The difference between Paris/Berlin and Moscow, however, is deeper. France is not merely interested in Iraqi oil, nor is Germany's chancellor simply taking notice of opinion polls (on his own government's performance, not just Iraq). For both France and Germany, the Iraq issue is a crucible for forging an autonomous foreign/security policy for the European Union.

That is a serious goal, but it is also a challenge to America, and Mr Putin knows it. Washington identifies it as such, and has welcomed the help of ``new Europe'' (which includes large chunks of the ``old'' communist eastern Europe) in tilting the balance on the continent back in America's favour.

At this remarkable point in Europe's history, some in Russia may be tempted to revive the old policy of fueling transatlantic divisions. It is a defunct and anachronistic policy, but one that is nonetheless remembered fondly by many in Russia's foreign policy elite. Others may view siding with France and Germany as a means for Russia to ``join Europe'' on more equal terms than what is now on offer. Both views are delusions.

In today's world, Russia's business is Russia. Its paramount interest is to modernise its economy, political system and society. To achieve that goal, Russia requires not just the absence of confrontation with the US but a genuinely strong and deep relationship with the world's sole superpower. Until Russia becomes a magnet for US investment and a proper economic foundation is built to support this relationship, it will have to rest on two principal pillars: security cooperation and energy partnership.

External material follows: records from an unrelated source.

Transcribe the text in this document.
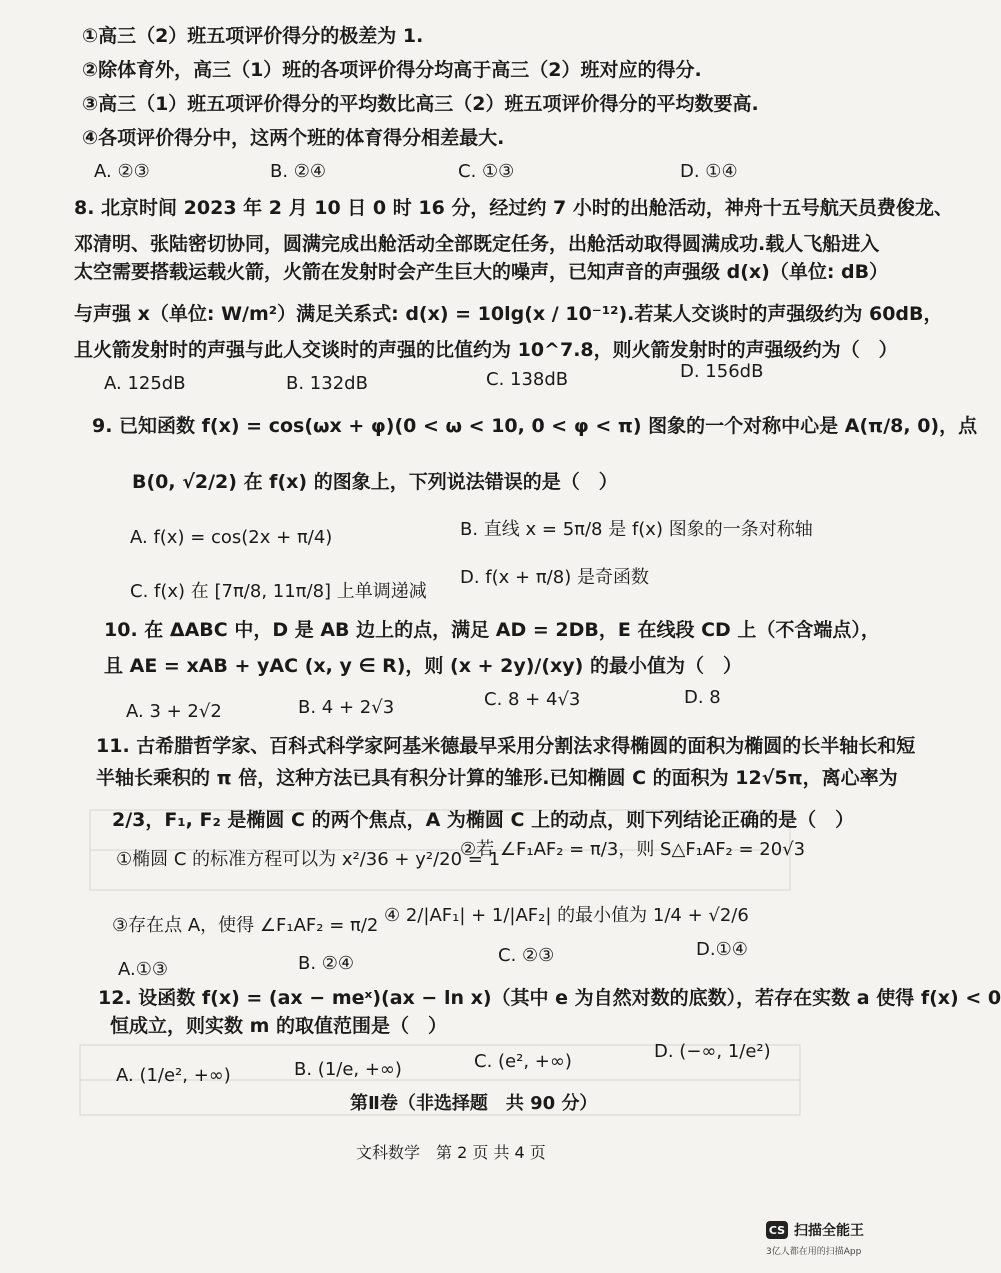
①高三（2）班五项评价得分的极差为 1.
②除体育外，高三（1）班的各项评价得分均高于高三（2）班对应的得分.
③高三（1）班五项评价得分的平均数比高三（2）班五项评价得分的平均数要高.
④各项评价得分中，这两个班的体育得分相差最大.
A. ②③	B. ②④	C. ①③	D. ①④
8. 北京时间 2023 年 2 月 10 日 0 时 16 分，经过约 7 小时的出舱活动，神舟十五号航天员费俊龙、
邓清明、张陆密切协同，圆满完成出舱活动全部既定任务，出舱活动取得圆满成功.载人飞船进入
太空需要搭载运载火箭，火箭在发射时会产生巨大的噪声，已知声音的声强级 d(x)（单位: dB）
与声强 x（单位: W/m²）满足关系式: d(x) = 10lg(x / 10⁻¹²).若某人交谈时的声强级约为 60dB，
且火箭发射时的声强与此人交谈时的声强的比值约为 10^7.8，则火箭发射时的声强级约为（　）
A. 125dB	B. 132dB	C. 138dB	D. 156dB
9. 已知函数 f(x) = cos(ωx + φ)(0 < ω < 10, 0 < φ < π) 图象的一个对称中心是 A(π/8, 0)，点
B(0, √2/2) 在 f(x) 的图象上，下列说法错误的是（　）
A. f(x) = cos(2x + π/4)	B. 直线 x = 5π/8 是 f(x) 图象的一条对称轴
C. f(x) 在 [7π/8, 11π/8] 上单调递减
D. f(x + π/8) 是奇函数
10. 在 ΔABC 中，D 是 AB 边上的点，满足 AD = 2DB，E 在线段 CD 上（不含端点），
且 AE = xAB + yAC (x, y ∈ R)，则 (x + 2y)/(xy) 的最小值为（　）
A. 3 + 2√2	B. 4 + 2√3	C. 8 + 4√3	D. 8
11. 古希腊哲学家、百科式科学家阿基米德最早采用分割法求得椭圆的面积为椭圆的长半轴长和短
半轴长乘积的 π 倍，这种方法已具有积分计算的雏形.已知椭圆 C 的面积为 12√5π，离心率为
2/3，F₁, F₂ 是椭圆 C 的两个焦点，A 为椭圆 C 上的动点，则下列结论正确的是（　）
①椭圆 C 的标准方程可以为 x²/36 + y²/20 = 1
②若 ∠F₁AF₂ = π/3，则 S△F₁AF₂ = 20√3
③存在点 A，使得 ∠F₁AF₂ = π/2 ④ 2/|AF₁| + 1/|AF₂| 的最小值为 1/4 + √2/6
A.①③	B. ②④	C. ②③	D.①④
12. 设函数 f(x) = (ax − meˣ)(ax − ln x)（其中 e 为自然对数的底数），若存在实数 a 使得 f(x) < 0
恒成立，则实数 m 的取值范围是（　）
A. (1/e², +∞)	B. (1/e, +∞)	C. (e², +∞)	D. (−∞, 1/e²)
第Ⅱ卷（非选择题　共 90 分）
文科数学　第 2 页 共 4 页
CS 扫描全能王
3亿人都在用的扫描App
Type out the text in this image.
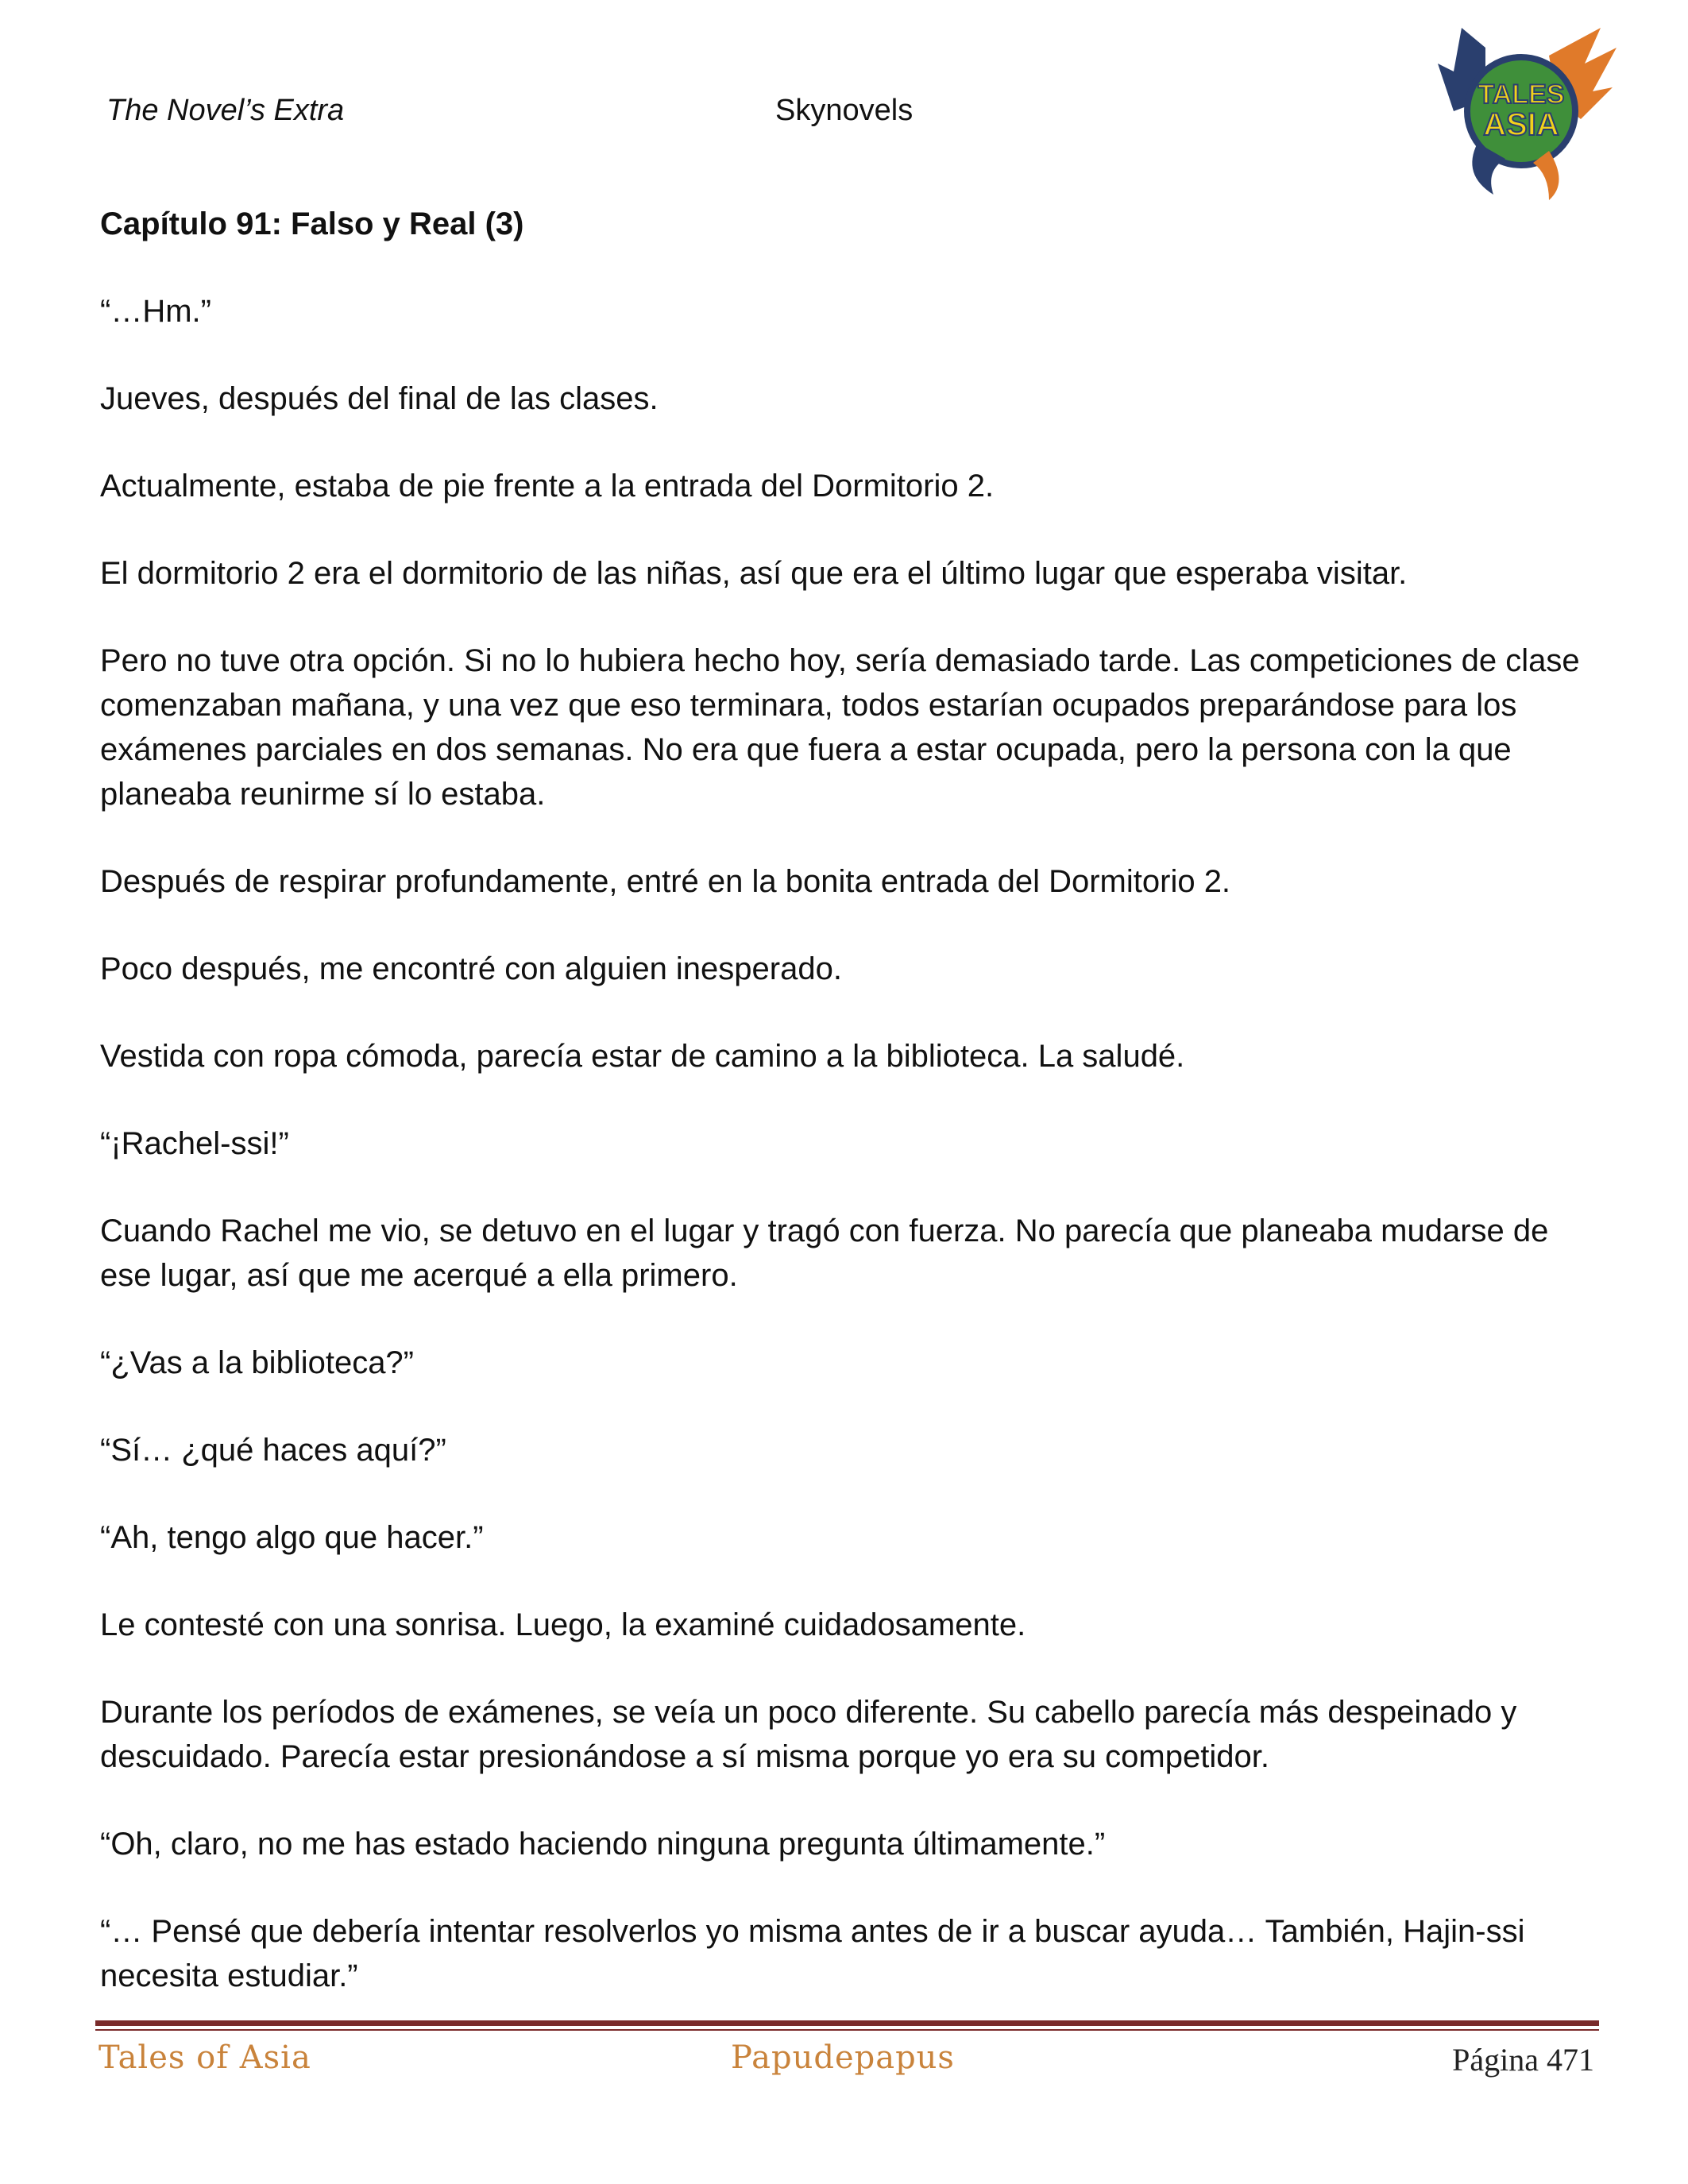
The Novel’s Extra	Skynovels	TALES
ASIA

Capítulo 91: Falso y Real (3)

“…Hm.”

Jueves, después del final de las clases.

Actualmente, estaba de pie frente a la entrada del Dormitorio 2.

El dormitorio 2 era el dormitorio de las niñas, así que era el último lugar que esperaba visitar.

Pero no tuve otra opción. Si no lo hubiera hecho hoy, sería demasiado tarde. Las competiciones de clase comenzaban mañana, y una vez que eso terminara, todos estarían ocupados preparándose para los exámenes parciales en dos semanas. No era que fuera a estar ocupada, pero la persona con la que planeaba reunirme sí lo estaba.

Después de respirar profundamente, entré en la bonita entrada del Dormitorio 2.

Poco después, me encontré con alguien inesperado.

Vestida con ropa cómoda, parecía estar de camino a la biblioteca. La saludé.

“¡Rachel-ssi!”

Cuando Rachel me vio, se detuvo en el lugar y tragó con fuerza. No parecía que planeaba mudarse de ese lugar, así que me acerqué a ella primero.

“¿Vas a la biblioteca?”

“Sí… ¿qué haces aquí?”

“Ah, tengo algo que hacer.”

Le contesté con una sonrisa. Luego, la examiné cuidadosamente.

Durante los períodos de exámenes, se veía un poco diferente. Su cabello parecía más despeinado y descuidado. Parecía estar presionándose a sí misma porque yo era su competidor.

“Oh, claro, no me has estado haciendo ninguna pregunta últimamente.”

“… Pensé que debería intentar resolverlos yo misma antes de ir a buscar ayuda… También, Hajin-ssi necesita estudiar.”

Tales of Asia	Papudepapus	Página 471
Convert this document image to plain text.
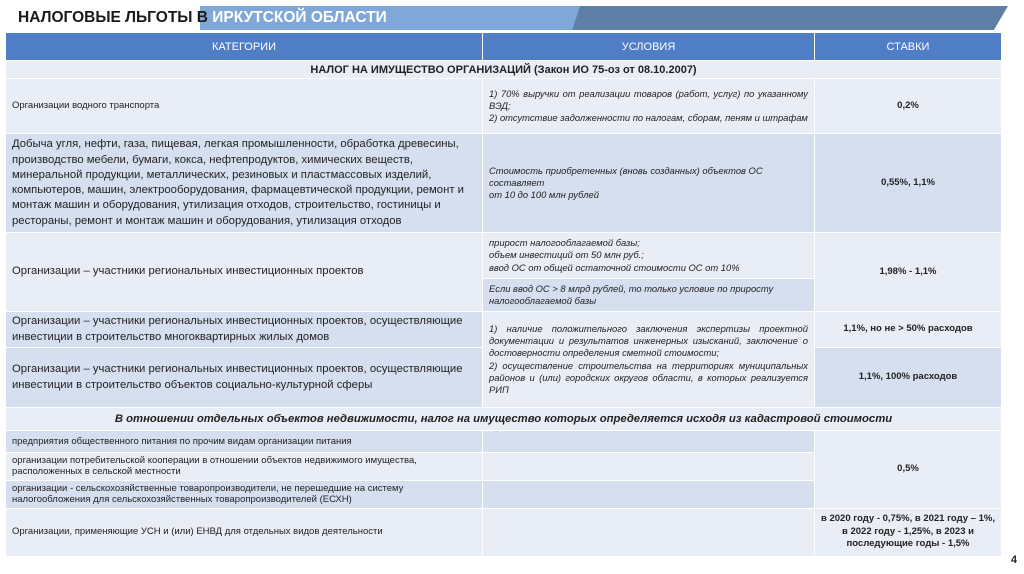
НАЛОГОВЫЕ ЛЬГОТЫ В ИРКУТСКОЙ ОБЛАСТИ
КАТЕГОРИИ	УСЛОВИЯ	СТАВКИ
НАЛОГ НА ИМУЩЕСТВО ОРГАНИЗАЦИЙ (Закон ИО 75-оз от 08.10.2007)		
Организации водного транспорта	1) 70% выручки от реализации товаров (работ, услуг) по указанному ВЭД;
2) отсутствие задолженности по налогам, сборам, пеням и штрафам	0,2%
Добыча угля, нефти, газа, пищевая, легкая промышленности, обработка древесины, производство мебели, бумаги, кокса, нефтепродуктов, химических веществ, минеральной продукции, металлических, резиновых и пластмассовых изделий, компьютеров, машин, электрооборудования, фармацевтической продукции, ремонт и монтаж машин и оборудования, утилизация отходов, строительство, гостиницы и рестораны, ремонт и монтаж машин и оборудования, утилизация отходов	Стоимость приобретенных (вновь созданных) объектов ОС составляет
от 10 до 100 млн рублей	0,55%, 1,1%
Организации – участники региональных инвестиционных проектов	прирост налогооблагаемой базы;
объем инвестиций от 50 млн руб.;
ввод ОС от общей остаточной стоимости ОС от 10%	1,98% - 1,1%
	Если ввод ОС > 8 млрд рублей, то только условие по приросту налогооблагаемой базы	
Организации – участники региональных инвестиционных проектов, осуществляющие инвестиции в строительство многоквартирных жилых домов	1) наличие положительного заключения экспертизы проектной документации и результатов инженерных изысканий, заключение о достоверности определения сметной стоимости;
2) осуществление строительства на территориях муниципальных районов и (или) городских округов области, в которых реализуется РИП	1,1%, но не > 50% расходов
Организации – участники региональных инвестиционных проектов, осуществляющие инвестиции в строительство объектов социально-культурной сферы		1,1%, 100% расходов
В отношении отдельных объектов недвижимости, налог на имущество которых определяется исходя из кадастровой стоимости		
предприятия общественного питания по прочим видам организации питания		0,5%
организации потребительской кооперации в отношении объектов недвижимого имущества, расположенных в сельской местности		
организации - сельскохозяйственные товаропроизводители, не перешедшие на систему налогообложения для сельскохозяйственных товаропроизводителей (ЕСХН)		
Организации, применяющие УСН и (или) ЕНВД для отдельных видов деятельности		в 2020 году - 0,75%, в 2021 году – 1%, в 2022 году - 1,25%, в 2023 и последующие годы - 1,5%
4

It is in Russia's direct national interest to craft a special relationship with America, both to underpin its modernisation strategy and to deal with the countless security problems facing Eurasia. These include proliferation of weapons of mass destruction around Russia's borders; international terrorism and drug trafficking, which benefit from social and economic dislocations, especially across the Greater Middle East; and the challenge of Islamic militancy. As in Afghanistan and Central Asia, America and Russia could be valuable partners in pursuit of common objectives.

Mr Putin has said, rightly, that there are matters in the world more important than Iraq, among them the role and authority of the UN Security Council. Traditionally, Moscow regarded the Council from the perspective of its seat in one of the five veto-wielding permanent chairs. This gave Russia a guarantee of ``international political immunity''.

Great power status on the Security Council remains a valuable hedge, but in the post-bipolar world the informal rules of the game have changed. To raise the effectiveness of the Council now, one needs to learn to work with (not against) the newly dominant US through UN mechanisms. Here, there is much (besides the special relationship) that Russians can learn from Britain.

Russia has financial and economic interests in Iraq. But as long as Saddam Hussein remains in power, Moscow will not see its Iraqi debts repaid. That carrot will continue to be dangled in front of Russia, but just out of its reach. Oil contracts will be granted and withdrawn at will, as recently happened to Lukoil, Russia's largest oil company. In a post-Saddam Iraq, those debts and potential contracts may be simply repudiated if Russia plays no role in securing Iraq's liberation from Mr Saddam.

With its current (and much lamented) dependence on global oil prices, Russia should be intensely interested in playing such a role, especially as Iraqi oil starts to flow freely to world markets. But oil is not the only issue. Under the UN programme, Iraq has been importing more than a billion dollars' worth of Russian goods annually. This is a market worth saving. As with oil, to maintain influence, one needs to be talking to those who will shape the future of Iraq, not to those who have led it into disaster.

In addition to the new Europe, a ``new West'' is taking shape, one extending from the Atlantic to the Pacific. Of course, while Russia is of Europe, its situation and some of its interests are markedly different from those of the EU core (as west Europeans regularly point out). To this extent, economic integration with the European Union and security partnership with the US is a winning formula for Russian modernisation. On Iraq, Mr. Putin must decide in Russia's national interest.